The agency denies that it interfered with the woman’s privacy, but it does not dispute that it disclosed the new address to the former partner and that when it was disclosed, it amounted to the complainant’s personal information.
The agency said it “was unable to accept that claim in the absence of full address details for referees who could verify the separation”.
The commissioner found the agency failed to ensure the complainant’s personal information of her separation status was kept accurate and up-to-date in breach of Australian Privacy Principle (APP) 10, similarly that her address was not accurate and up-to-date.
It was also found the agency’s disclosure of the complainant’s personal information to the former partner breached APPs 6 and 11.
“I find that the agency has breached APP 11 by failing to take reasonable steps to protect the complainant’s personal information, being her new address, from the unauthorised disclosure that breached APP 6,” the commissioner wrote.

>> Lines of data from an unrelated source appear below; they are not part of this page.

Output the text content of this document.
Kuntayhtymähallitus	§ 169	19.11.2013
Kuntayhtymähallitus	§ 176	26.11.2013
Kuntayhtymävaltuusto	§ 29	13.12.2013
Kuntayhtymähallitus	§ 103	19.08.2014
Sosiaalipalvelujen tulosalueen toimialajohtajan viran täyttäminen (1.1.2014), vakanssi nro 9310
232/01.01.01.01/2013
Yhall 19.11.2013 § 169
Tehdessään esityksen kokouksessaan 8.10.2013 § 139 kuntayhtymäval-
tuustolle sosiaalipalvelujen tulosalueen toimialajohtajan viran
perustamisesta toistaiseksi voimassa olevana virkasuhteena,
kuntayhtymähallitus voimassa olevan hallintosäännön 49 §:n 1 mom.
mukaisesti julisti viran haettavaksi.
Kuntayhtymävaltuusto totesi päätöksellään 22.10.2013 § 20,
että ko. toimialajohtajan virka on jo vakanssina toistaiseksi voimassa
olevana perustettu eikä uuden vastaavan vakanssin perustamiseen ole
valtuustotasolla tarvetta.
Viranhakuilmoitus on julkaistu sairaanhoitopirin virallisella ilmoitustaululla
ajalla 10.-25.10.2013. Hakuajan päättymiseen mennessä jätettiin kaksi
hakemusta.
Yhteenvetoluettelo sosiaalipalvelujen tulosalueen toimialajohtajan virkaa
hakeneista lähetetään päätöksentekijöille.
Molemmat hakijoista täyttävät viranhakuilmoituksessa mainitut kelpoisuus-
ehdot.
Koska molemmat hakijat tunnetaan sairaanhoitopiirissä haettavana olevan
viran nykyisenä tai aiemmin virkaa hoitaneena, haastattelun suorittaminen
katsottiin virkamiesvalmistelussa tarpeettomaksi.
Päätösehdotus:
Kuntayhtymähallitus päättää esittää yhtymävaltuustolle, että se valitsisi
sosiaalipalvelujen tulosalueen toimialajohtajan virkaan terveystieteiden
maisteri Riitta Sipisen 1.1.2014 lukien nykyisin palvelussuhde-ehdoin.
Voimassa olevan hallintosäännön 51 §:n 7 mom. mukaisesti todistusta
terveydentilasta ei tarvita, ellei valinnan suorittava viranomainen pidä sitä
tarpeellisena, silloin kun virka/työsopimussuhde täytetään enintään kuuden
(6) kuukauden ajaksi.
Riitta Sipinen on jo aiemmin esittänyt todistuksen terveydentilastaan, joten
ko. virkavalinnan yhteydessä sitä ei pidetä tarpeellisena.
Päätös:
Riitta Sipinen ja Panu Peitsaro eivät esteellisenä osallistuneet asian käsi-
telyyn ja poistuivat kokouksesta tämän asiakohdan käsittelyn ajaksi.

The agency has now updated its form to provide more protections from potential domestic violence situations.
The commissioner has also directed the agency to engage an independent auditor within three months to assess its policies, procedures, and systems against the requirements of APP 11.
In a second case, the commissioner has asked the agency to pay AU$1,000 for loss caused by the interference with the complainant’s privacy.
The complainant contends that his privacy was breached by the agency when it provided his personal information to an external debt collection agency for the purposes of debt recovery due to the debts being “unlawful”. Due to this, the complainant is arguing that the disclosure of his information was not authorised under APP 6.
He also claims that the agency breached APP 10 by disclosing the existence of the debts to the collection firm.
The commissioner declared the agency engaged in conduct constituting an interference with the privacy of the complainant and must not repeat that conduct.